Брезгливо протиснулась мимо.
— А я Илья. А Вас как зовут?
Илья... Новый парень Алены? О, Боже...
В квартире было накурено, пахло ужасно, былые «квартирники» превратились в настоящий ад.
В комнате, где звучала музыка, я и застала Алёну в компании еще трех парней и девушек.
— Вот это гости, — раскинула руки в стороны подруга.
Первое, что бросилось в глаза — как изменилась квартира. Не было телевизора, тумбочки, полок с книгами... Даже ковер исчез. Только диван и шкаф.
— Алён, можно поговорить с тобой? — спросила, стараясь справиться с паникой. Никогда прежде мне не приходилось сталкиваться с подобной ситуацией, и я не знала, что делать. И рассказать никому не могу. Родители тут же запретят нам с Алёной общаться. Саша... а чем он поможет? У него и своих проблем с мамой хватает. А ещё работа, учёба и дедушка.
Мы перешли в кухню, и здесь тоже не было половины привычной техники.
— А где мебель?
— Да так... — она неопределенно повела плечами и сделала круговое движение руками. — Что куда подевалось.
— Ты всё продала? Это же съёмная квартира!
— Знаю, знаю. Поэтому мне срочно нужны деньги, чтобы найти другое жильё. Хозяйка придёт в конце недели, будет ора-а-ать...
— Алён, она не только орать будет, она же полицию вызовет.
— Не вызовет, испугается. У нас с ней официального договора не было. Может, я в такое жильё и заселилась.

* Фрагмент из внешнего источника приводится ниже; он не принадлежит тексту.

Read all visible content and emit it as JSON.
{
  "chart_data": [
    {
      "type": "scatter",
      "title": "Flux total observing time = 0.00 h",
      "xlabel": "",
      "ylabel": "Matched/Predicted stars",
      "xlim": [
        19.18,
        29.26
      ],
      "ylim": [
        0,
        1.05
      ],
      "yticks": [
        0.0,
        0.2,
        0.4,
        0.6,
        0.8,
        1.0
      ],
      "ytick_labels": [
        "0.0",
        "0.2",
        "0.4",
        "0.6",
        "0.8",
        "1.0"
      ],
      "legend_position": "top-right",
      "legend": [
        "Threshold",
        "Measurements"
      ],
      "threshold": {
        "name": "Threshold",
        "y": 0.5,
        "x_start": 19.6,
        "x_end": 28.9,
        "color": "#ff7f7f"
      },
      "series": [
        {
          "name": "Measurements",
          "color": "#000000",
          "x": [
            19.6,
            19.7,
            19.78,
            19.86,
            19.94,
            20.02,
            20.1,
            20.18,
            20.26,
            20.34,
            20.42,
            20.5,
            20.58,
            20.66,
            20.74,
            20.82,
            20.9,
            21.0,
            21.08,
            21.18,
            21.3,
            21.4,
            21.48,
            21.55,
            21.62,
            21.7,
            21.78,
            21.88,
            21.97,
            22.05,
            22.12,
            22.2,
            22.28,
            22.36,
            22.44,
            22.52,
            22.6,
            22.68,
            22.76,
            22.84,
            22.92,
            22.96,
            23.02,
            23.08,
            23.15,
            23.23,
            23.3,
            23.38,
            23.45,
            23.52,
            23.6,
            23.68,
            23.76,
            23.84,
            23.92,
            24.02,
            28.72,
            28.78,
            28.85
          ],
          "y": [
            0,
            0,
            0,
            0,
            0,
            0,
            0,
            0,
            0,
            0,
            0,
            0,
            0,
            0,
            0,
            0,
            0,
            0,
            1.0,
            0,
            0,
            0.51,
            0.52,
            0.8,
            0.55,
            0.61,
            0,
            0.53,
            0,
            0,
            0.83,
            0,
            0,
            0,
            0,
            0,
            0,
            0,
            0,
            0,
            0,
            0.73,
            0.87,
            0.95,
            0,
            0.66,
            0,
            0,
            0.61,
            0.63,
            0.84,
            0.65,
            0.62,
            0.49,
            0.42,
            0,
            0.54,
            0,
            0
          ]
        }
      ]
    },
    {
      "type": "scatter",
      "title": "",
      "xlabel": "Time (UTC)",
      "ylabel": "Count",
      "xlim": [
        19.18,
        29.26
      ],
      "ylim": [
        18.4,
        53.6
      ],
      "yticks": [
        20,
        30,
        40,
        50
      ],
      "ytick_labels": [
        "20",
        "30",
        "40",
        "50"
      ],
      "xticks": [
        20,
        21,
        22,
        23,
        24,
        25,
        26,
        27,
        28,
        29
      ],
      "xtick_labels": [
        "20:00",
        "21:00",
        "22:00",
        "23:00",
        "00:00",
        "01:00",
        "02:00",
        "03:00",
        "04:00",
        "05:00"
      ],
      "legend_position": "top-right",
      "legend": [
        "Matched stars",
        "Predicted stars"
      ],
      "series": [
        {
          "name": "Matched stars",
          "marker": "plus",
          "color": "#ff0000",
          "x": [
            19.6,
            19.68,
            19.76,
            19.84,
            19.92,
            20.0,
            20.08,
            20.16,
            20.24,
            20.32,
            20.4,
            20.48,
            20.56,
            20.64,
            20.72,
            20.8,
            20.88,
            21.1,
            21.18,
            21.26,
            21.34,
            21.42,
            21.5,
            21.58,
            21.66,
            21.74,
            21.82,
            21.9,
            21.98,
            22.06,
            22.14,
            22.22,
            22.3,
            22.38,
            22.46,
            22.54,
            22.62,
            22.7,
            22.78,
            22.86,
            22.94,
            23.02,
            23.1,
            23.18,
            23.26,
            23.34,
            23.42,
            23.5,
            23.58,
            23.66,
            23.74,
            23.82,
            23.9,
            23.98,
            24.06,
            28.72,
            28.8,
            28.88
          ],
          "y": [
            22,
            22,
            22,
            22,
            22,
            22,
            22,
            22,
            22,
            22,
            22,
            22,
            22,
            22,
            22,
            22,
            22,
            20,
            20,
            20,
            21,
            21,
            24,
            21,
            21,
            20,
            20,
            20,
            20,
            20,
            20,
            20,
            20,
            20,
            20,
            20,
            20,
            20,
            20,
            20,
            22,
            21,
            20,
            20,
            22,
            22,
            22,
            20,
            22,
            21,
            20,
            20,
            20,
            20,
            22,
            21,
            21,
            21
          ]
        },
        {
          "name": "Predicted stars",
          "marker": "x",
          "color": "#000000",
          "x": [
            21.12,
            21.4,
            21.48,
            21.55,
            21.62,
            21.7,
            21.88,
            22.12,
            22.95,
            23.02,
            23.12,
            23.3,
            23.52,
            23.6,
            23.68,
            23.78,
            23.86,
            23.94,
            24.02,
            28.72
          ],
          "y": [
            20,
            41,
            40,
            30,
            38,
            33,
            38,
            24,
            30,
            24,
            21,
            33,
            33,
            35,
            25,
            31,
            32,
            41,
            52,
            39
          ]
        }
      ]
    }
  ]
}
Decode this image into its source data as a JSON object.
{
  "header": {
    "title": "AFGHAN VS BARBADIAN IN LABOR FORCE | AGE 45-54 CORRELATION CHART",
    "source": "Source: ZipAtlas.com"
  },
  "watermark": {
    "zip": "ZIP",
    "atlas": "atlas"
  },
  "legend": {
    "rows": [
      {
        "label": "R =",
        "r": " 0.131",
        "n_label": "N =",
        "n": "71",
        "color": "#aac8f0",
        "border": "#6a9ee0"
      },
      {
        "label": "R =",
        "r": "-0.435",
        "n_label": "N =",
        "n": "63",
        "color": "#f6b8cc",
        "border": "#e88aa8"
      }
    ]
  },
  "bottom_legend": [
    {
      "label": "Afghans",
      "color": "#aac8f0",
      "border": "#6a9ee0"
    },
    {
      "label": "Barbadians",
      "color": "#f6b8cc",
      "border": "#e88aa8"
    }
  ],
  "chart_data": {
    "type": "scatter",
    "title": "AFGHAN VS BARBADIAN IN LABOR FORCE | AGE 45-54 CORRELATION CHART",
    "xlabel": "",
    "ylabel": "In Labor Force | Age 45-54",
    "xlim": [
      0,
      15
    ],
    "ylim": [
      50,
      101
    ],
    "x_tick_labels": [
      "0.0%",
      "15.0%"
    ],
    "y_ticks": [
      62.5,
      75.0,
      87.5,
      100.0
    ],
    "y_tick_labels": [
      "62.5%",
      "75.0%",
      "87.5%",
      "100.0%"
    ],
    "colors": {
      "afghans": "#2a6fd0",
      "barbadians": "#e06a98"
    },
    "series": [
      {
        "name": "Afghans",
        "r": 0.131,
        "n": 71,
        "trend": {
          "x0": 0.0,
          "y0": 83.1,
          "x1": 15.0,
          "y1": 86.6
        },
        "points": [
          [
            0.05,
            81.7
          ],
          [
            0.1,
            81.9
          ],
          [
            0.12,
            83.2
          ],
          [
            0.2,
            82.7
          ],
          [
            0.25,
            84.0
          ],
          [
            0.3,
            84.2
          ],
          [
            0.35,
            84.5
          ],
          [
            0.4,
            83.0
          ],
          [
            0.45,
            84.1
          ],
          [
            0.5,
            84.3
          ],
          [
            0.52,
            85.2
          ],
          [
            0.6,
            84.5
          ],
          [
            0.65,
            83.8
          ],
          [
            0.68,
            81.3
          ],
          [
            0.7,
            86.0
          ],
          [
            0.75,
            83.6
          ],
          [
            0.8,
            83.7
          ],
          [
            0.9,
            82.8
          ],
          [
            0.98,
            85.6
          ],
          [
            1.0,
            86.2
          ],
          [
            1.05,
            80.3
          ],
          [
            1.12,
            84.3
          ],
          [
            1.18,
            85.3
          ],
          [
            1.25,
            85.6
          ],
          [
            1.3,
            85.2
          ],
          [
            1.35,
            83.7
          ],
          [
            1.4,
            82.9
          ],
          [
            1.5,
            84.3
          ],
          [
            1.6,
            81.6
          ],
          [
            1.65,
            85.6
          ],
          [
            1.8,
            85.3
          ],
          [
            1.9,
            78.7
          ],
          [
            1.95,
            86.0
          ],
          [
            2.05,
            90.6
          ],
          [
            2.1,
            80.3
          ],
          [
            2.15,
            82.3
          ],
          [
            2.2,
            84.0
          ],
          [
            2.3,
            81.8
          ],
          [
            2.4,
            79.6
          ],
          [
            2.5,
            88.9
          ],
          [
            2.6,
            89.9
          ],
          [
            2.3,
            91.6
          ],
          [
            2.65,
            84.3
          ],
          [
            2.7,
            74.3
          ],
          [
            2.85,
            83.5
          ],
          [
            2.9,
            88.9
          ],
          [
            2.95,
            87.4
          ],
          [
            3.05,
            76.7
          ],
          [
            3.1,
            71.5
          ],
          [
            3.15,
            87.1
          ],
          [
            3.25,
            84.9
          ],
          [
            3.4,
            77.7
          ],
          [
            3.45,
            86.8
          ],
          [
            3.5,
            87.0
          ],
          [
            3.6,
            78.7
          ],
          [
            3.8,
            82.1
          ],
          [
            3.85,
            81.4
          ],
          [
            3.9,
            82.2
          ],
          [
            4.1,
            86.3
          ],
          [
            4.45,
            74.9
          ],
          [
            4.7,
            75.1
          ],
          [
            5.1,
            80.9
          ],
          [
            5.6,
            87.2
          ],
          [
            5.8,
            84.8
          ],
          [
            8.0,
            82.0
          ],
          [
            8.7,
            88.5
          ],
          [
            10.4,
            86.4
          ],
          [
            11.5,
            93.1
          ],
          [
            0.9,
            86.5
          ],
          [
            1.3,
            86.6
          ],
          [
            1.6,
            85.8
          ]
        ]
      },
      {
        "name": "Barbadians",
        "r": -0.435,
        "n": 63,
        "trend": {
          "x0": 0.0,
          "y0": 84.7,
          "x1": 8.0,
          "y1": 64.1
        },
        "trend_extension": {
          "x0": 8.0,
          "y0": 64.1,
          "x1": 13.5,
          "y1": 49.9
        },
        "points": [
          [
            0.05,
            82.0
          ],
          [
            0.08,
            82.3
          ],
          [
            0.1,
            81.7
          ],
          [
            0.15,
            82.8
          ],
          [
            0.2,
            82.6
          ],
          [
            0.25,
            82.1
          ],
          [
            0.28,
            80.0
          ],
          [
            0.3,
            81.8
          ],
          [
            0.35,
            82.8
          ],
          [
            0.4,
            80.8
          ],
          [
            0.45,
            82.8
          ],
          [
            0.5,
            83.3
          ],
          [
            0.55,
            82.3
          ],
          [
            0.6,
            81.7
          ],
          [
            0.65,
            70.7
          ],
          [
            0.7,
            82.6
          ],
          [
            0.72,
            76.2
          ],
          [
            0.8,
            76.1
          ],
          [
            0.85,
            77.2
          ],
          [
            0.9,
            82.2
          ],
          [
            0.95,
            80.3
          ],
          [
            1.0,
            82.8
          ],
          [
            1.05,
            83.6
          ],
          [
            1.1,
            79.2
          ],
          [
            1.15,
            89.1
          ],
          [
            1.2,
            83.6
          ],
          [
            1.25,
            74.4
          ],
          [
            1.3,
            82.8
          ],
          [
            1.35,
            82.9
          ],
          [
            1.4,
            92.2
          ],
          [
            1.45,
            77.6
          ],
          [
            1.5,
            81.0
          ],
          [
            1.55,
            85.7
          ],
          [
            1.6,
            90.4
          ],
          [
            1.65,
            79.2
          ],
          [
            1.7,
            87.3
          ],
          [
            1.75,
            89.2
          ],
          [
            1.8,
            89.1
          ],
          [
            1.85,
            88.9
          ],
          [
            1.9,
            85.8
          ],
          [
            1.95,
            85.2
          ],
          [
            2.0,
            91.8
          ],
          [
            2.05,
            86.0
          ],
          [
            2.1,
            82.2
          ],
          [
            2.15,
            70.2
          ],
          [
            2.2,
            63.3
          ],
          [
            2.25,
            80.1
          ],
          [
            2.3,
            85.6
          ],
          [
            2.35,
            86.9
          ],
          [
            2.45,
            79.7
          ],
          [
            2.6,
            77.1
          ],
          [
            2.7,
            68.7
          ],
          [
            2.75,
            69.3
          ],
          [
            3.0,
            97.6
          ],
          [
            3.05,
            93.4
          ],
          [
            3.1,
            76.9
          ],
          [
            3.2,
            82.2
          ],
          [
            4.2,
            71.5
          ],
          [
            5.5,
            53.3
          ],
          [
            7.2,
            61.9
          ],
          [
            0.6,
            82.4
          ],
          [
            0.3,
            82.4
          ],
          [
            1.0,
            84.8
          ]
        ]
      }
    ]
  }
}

— Но это же... — я хотела сказать «воровство», но осеклась: — Нечестно.
— Ой, можно подумать, все в Москве честные.
— Почему ты не ходишь на пары?
— Болею.
— Алён, прекращай. Давай мы завтра сходим к врачу.
— Само пройдёт, — махнула рукой она.
— Это не пройдет. И ещё: я общалась с Глебом, он сказал, что отец ребенка не он.
— Да-а? Может, он сказал, что и не спал со мной?
— Нет, этого он не говорил.
— Слушай, какая разница теперь: он — не он. Нет ребенка — нет проблем. И вообще, подруга, я думала, ты мне доверяешь, пришла узнать, как я тут жива-здорова, а ты нотации мне читать решила...
— Я не...
— Всё, проваливай.
— Алён...
— Я сказала, проваливай.
Тут же в дверном проёме появился тот самый парень, который открыл мне дверь.
— Какие-то проблемы, любимая?
— Не, щас мы особу благородных кровей проводим, и всё будет в порядке, — произнесла она, с пренебрежением глядя мне в глаза.
Я решила не спорить. Доводы рассудка до неё не дойдут. Проще уйти.
Уже у двери меня остановил её голос:
— Если хочешь моего прощения, гони пять тысяч.
Я обернулась с непониманием.
Она усмехалась, а рядом всё так же стоял Илья, и его выражение лица было примерно таким же.
Отвечать я не стала, просто ушла, услышав в спину несколько нелестных эпитетов от вчерашней подруги. Она сделала свой выбор, решив пустить жизнь под откос и обвинять других в своих неудачах. Что ж, это самый простой способ. Но он никогда не приносит счастья. И, перейдя грань безвозвратности, назад уже не вернуться. Я искренне надеялась, что Алёна опомнится до того, как дойдёт до этой грани.
Смена была тяжелой — очень много клиентов, так что, возвращаясь домой, я даже не могла разговаривать, просто положила голову на Сашино плечо в вагоне метро и, чувствуя, как он легко приобнял меня одной рукой, наслаждалась этим моментом.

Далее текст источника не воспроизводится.